The company discovered a market price of $4.33 per million British thermal unit (mbtu) by inviting bids from 10 players "" five power and five fertiliser companies "" in a process that has been questioned since the bidding was open to a limited number of players.
 
This is the first time an RIL official has come on record to give the company's side of the story.
 
Commenting on the argument that RIL should offer gas at $2.34 per mbtu, which it offered NTPC in 2003, Prasad said that was based on fuel prices at the time and these had increased significantly in 2007.
 
Prasad said it was unfair to demand lower prices when litigating parties such as RNRL buy gas from the Raava fields operated by Cairn India at $4.3 per mbtu and NTPC is buying liquefied natural gas from spot markets at $10-13 per mbtu.
 
According to Bombay High Court's last order, the entire output of 80 mcmd from the KG-Basin is committed to RNRL, NTPC and RIL for captive consumption.
 
Prasad said bids for about 18 mcmd have been received from the power sector, implying generation of 4,500 MW at a tariff of Rs 2.20-2.50 per unit.

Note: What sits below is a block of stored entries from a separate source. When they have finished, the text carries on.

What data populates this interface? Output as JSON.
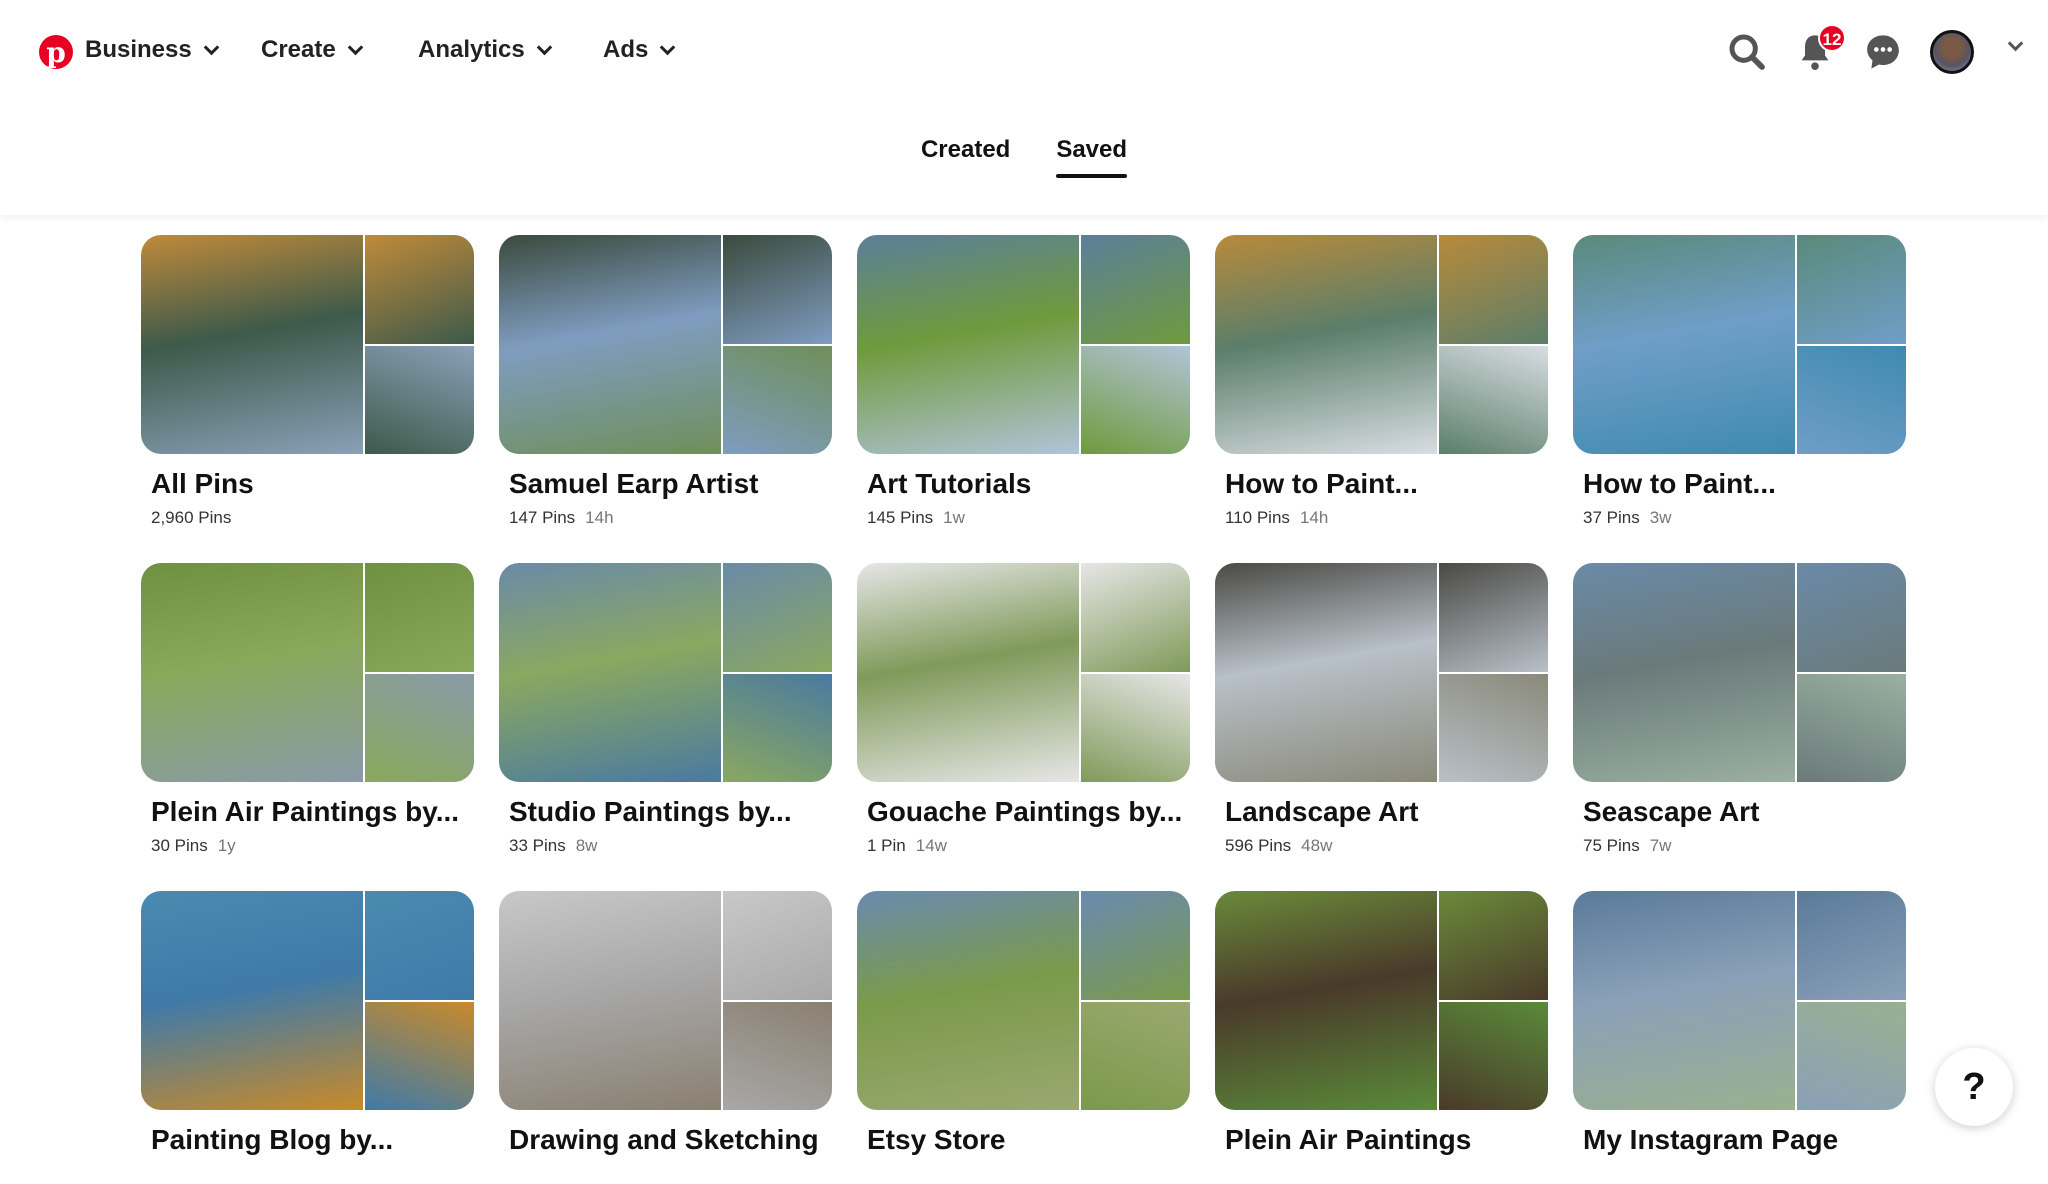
{
  "header": {
    "logo": "Pinterest",
    "nav": [
      {
        "label": "Business"
      },
      {
        "label": "Create"
      },
      {
        "label": "Analytics"
      },
      {
        "label": "Ads"
      }
    ],
    "notification_count": "12",
    "brand_color": "#e60023"
  },
  "tabs": [
    {
      "label": "Created",
      "active": false
    },
    {
      "label": "Saved",
      "active": true
    }
  ],
  "boards": [
    {
      "title": "All Pins",
      "pins": "2,960 Pins",
      "updated": "",
      "colors": [
        "#3d5a4a",
        "#c08a3a",
        "#8aa0b8"
      ]
    },
    {
      "title": "Samuel Earp Artist",
      "pins": "147 Pins",
      "updated": "14h",
      "colors": [
        "#7f9cc0",
        "#3a4a3c",
        "#6f8f5a"
      ]
    },
    {
      "title": "Art Tutorials",
      "pins": "145 Pins",
      "updated": "1w",
      "colors": [
        "#6f9a3c",
        "#5a7f9a",
        "#b0c4d8"
      ]
    },
    {
      "title": "How to Paint...",
      "pins": "110 Pins",
      "updated": "14h",
      "colors": [
        "#5b7e6a",
        "#b88a3a",
        "#d8dde2"
      ]
    },
    {
      "title": "How to Paint...",
      "pins": "37 Pins",
      "updated": "3w",
      "colors": [
        "#6f9ec8",
        "#5a8a7a",
        "#3f8ab0"
      ]
    },
    {
      "title": "Plein Air Paintings by...",
      "pins": "30 Pins",
      "updated": "1y",
      "colors": [
        "#8aa85a",
        "#6f9040",
        "#8a9aa8"
      ]
    },
    {
      "title": "Studio Paintings by...",
      "pins": "33 Pins",
      "updated": "8w",
      "colors": [
        "#8aa860",
        "#6a8aa8",
        "#4a7aa0"
      ]
    },
    {
      "title": "Gouache Paintings by...",
      "pins": "1 Pin",
      "updated": "14w",
      "colors": [
        "#7f9a5a",
        "#e6e6e6",
        "#e6e6e6"
      ]
    },
    {
      "title": "Landscape Art",
      "pins": "596 Pins",
      "updated": "48w",
      "colors": [
        "#b8c0c8",
        "#4a4a44",
        "#8a8a7a"
      ]
    },
    {
      "title": "Seascape Art",
      "pins": "75 Pins",
      "updated": "7w",
      "colors": [
        "#6a7a7a",
        "#6a8aa8",
        "#9ab0a0"
      ]
    },
    {
      "title": "Painting Blog by...",
      "pins": "",
      "updated": "",
      "colors": [
        "#3f7aa8",
        "#4a8ab0",
        "#c88a2a"
      ]
    },
    {
      "title": "Drawing and Sketching",
      "pins": "",
      "updated": "",
      "colors": [
        "#a8a8a8",
        "#c8c8c8",
        "#8a8070"
      ]
    },
    {
      "title": "Etsy Store",
      "pins": "",
      "updated": "",
      "colors": [
        "#7a9a4a",
        "#6a8ab0",
        "#9aa870"
      ]
    },
    {
      "title": "Plein Air Paintings",
      "pins": "",
      "updated": "",
      "colors": [
        "#4a3a2a",
        "#6a8a3a",
        "#5a8a3a"
      ]
    },
    {
      "title": "My Instagram Page",
      "pins": "",
      "updated": "",
      "colors": [
        "#8aa0b8",
        "#5a7a9a",
        "#9ab090"
      ]
    }
  ],
  "help": "?"
}
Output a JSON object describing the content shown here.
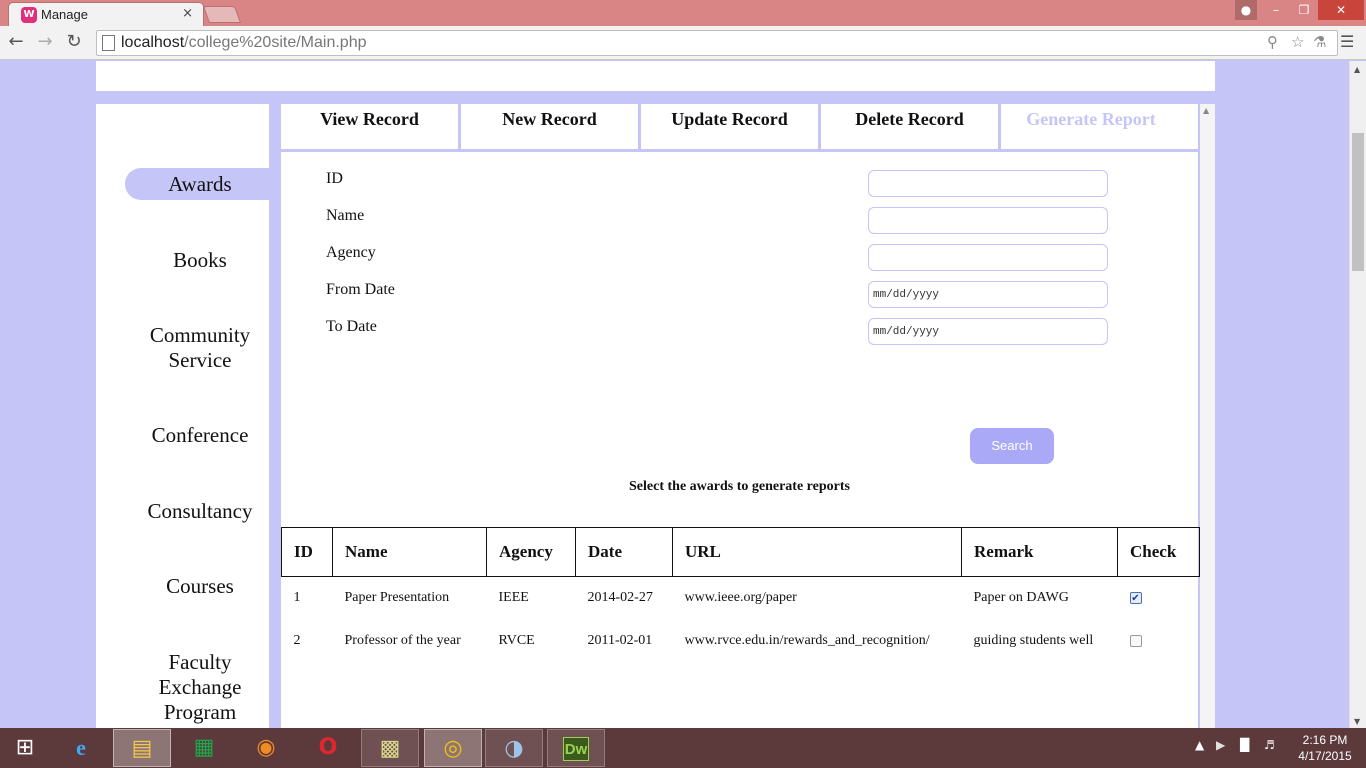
{
  "browser": {
    "tabs": [
      {
        "title": "Manage",
        "icon": "wampserver-icon",
        "close": "×"
      }
    ],
    "url": {
      "host": "localhost",
      "path": "/college%20site/Main.php"
    },
    "window_buttons": {
      "minimize": "–",
      "maximize": "❐",
      "close": "✕"
    }
  },
  "sidebar": {
    "items": [
      {
        "label": "Awards",
        "active": true
      },
      {
        "label": "Books"
      },
      {
        "label": "Community",
        "label2": "Service"
      },
      {
        "label": "Conference"
      },
      {
        "label": "Consultancy"
      },
      {
        "label": "Courses"
      },
      {
        "label": "Faculty",
        "label2": "Exchange",
        "label3": "Program"
      }
    ]
  },
  "operations": {
    "tabs": [
      {
        "label": "View Record"
      },
      {
        "label": "New Record"
      },
      {
        "label": "Update Record"
      },
      {
        "label": "Delete Record"
      },
      {
        "label": "Generate Report",
        "disabled": true
      }
    ]
  },
  "form": {
    "fields": [
      {
        "label": "ID",
        "value": ""
      },
      {
        "label": "Name",
        "value": ""
      },
      {
        "label": "Agency",
        "value": ""
      },
      {
        "label": "From Date",
        "value": "mm/dd/yyyy"
      },
      {
        "label": "To Date",
        "value": "mm/dd/yyyy"
      }
    ],
    "search_label": "Search",
    "instructions": "Select the awards to generate reports"
  },
  "table": {
    "columns": [
      "ID",
      "Name",
      "Agency",
      "Date",
      "URL",
      "Remark",
      "Check"
    ],
    "rows": [
      {
        "id": "1",
        "name": "Paper Presentation",
        "agency": "IEEE",
        "date": "2014-02-27",
        "url": "www.ieee.org/paper",
        "remark": "Paper on DAWG",
        "checked": true,
        "check_mark": "✔"
      },
      {
        "id": "2",
        "name": "Professor of the year",
        "agency": "RVCE",
        "date": "2011-02-01",
        "url": "www.rvce.edu.in/rewards_and_recognition/",
        "remark": "guiding students well",
        "checked": false,
        "check_mark": ""
      }
    ]
  },
  "taskbar": {
    "apps": [
      "start-icon",
      "internet-explorer-icon",
      "file-explorer-icon",
      "store-icon",
      "firefox-icon",
      "opera-icon",
      "sticky-notes-icon",
      "chrome-icon",
      "paint-icon",
      "dreamweaver-icon"
    ],
    "dreamweaver_label": "Dw",
    "clock": {
      "time": "2:16 PM",
      "date": "4/17/2015"
    }
  },
  "colors": {
    "accent": "#c5c5f7",
    "button": "#a9a9f8",
    "titlebar": "#d98585",
    "taskbar": "#5c3a3c"
  }
}
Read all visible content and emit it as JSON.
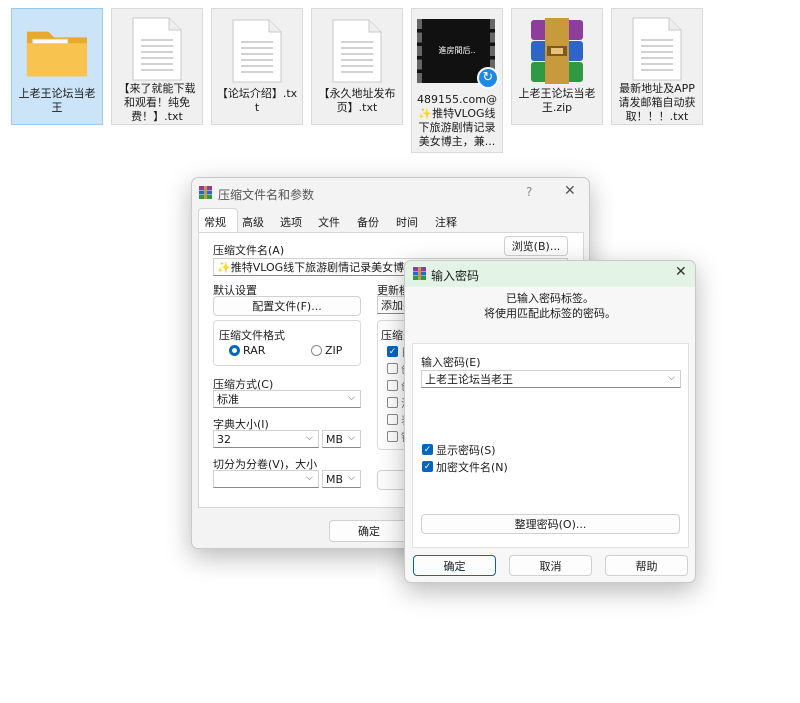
{
  "desktop": {
    "icons": [
      {
        "label": "上老王论坛当老王",
        "type": "folder"
      },
      {
        "label": "【来了就能下载和观看！纯免费！】.txt",
        "type": "txt"
      },
      {
        "label": "【论坛介绍】.txt",
        "type": "txt"
      },
      {
        "label": "【永久地址发布页】.txt",
        "type": "txt"
      },
      {
        "label": "489155.com@ ✨推特VLOG线下旅游剧情记录美女博主，兼...",
        "type": "video",
        "thumb_text": "進房間后.."
      },
      {
        "label": "上老王论坛当老王.zip",
        "type": "zip"
      },
      {
        "label": "最新地址及APP请发邮箱自动获取！！！.txt",
        "type": "txt"
      }
    ]
  },
  "archive_dialog": {
    "title": "压缩文件名和参数",
    "help": "?",
    "close": "✕",
    "tabs": [
      "常规",
      "高级",
      "选项",
      "文件",
      "备份",
      "时间",
      "注释"
    ],
    "archive_name_label": "压缩文件名(A)",
    "browse_button": "浏览(B)...",
    "archive_name_value": "✨推特VLOG线下旅游剧情记录美女博主，兼职",
    "default_settings_label": "默认设置",
    "profile_button": "配置文件(F)...",
    "update_mode_label": "更新模",
    "update_mode_value": "添加并",
    "format_group_label": "压缩文件格式",
    "format_rar": "RAR",
    "format_zip": "ZIP",
    "options_group_label": "压缩选",
    "method_label": "压缩方式(C)",
    "method_value": "标准",
    "dict_label": "字典大小(I)",
    "dict_value": "32",
    "dict_unit": "MB",
    "split_label": "切分为分卷(V)，大小",
    "split_value": "",
    "split_unit": "MB",
    "ok_button": "确定",
    "option_prefixes": [
      "日",
      "创",
      "创",
      "法",
      "表",
      "锁"
    ]
  },
  "password_dialog": {
    "title": "输入密码",
    "close": "✕",
    "info_line1": "已输入密码标签。",
    "info_line2": "将使用匹配此标签的密码。",
    "password_label": "输入密码(E)",
    "password_value": "上老王论坛当老王",
    "show_password": "显示密码(S)",
    "encrypt_names": "加密文件名(N)",
    "organize_button": "整理密码(O)...",
    "ok_button": "确定",
    "cancel_button": "取消",
    "help_button": "帮助"
  },
  "colors": {
    "accent": "#0067c0",
    "folder": "#f8c44f",
    "selected_tile": "#cce4f7"
  }
}
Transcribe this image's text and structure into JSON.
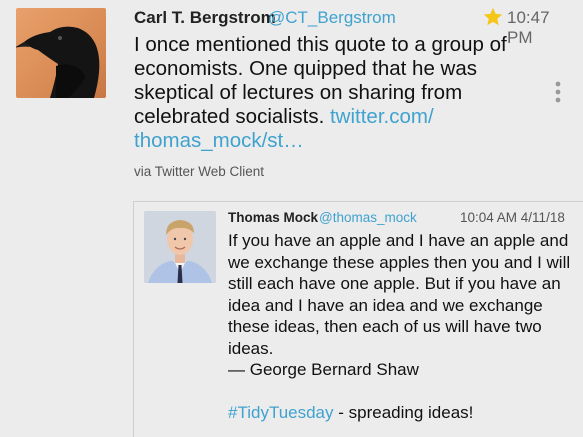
{
  "tweet": {
    "author_name": "Carl T. Bergstrom",
    "author_handle": "@CT_Bergstrom",
    "time": "10:47 PM",
    "text": "I once mentioned this quote to a group of economists. One quipped that he was skeptical of lectures on sharing from celebrated socialists. ",
    "link": "twitter.com/​thomas_mock/st…",
    "via": "via Twitter Web Client",
    "starred_color": "#f5c518"
  },
  "quoted": {
    "author_name": "Thomas Mock",
    "author_handle": "@thomas_mock",
    "time": "10:04 AM 4/11/18",
    "text": "If you have an apple and I have an apple and we exchange these apples then you and I will still each have one apple. But if you have an idea and I have an idea and we exchange these ideas, then each of us will have two ideas.\n— George Bernard Shaw\n\n",
    "hashtag": "#TidyTuesday",
    "after_hashtag": " - spreading ideas!"
  },
  "icons": {
    "star": "star-icon",
    "more": "more-vertical-icon"
  },
  "colors": {
    "link": "#3fa2cf",
    "background": "#ececec"
  }
}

RIL gas, he said, would also reduce the urea subsidy by Rs 1,000 crore a year.
 
According to the terms of its production-sharing contract under the New Exploration and Licensing Policy (NELP), under which the government auctions blocks for exploration and production of oil and gas to private companies, the company is allowed to charge a market-determined rate for gas.
 
Prasad said RIL might not bid in the next NELP round if the government changes the NELP pricing provisions and dishonours the seven-year-old contract at a crucial stage of gas commercialisation.
 
Thanks to news of the market for RIL gas and approval for the Navi Mumbai special economic zone announced yesterday, the company's share price touched an all-time high of Rs 1,786.40 on the Bombay Stock Exchange today and closed at Rs 1,768.50, against the previous day's close of Rs 1,718.90, a jump of 2.89 per cent.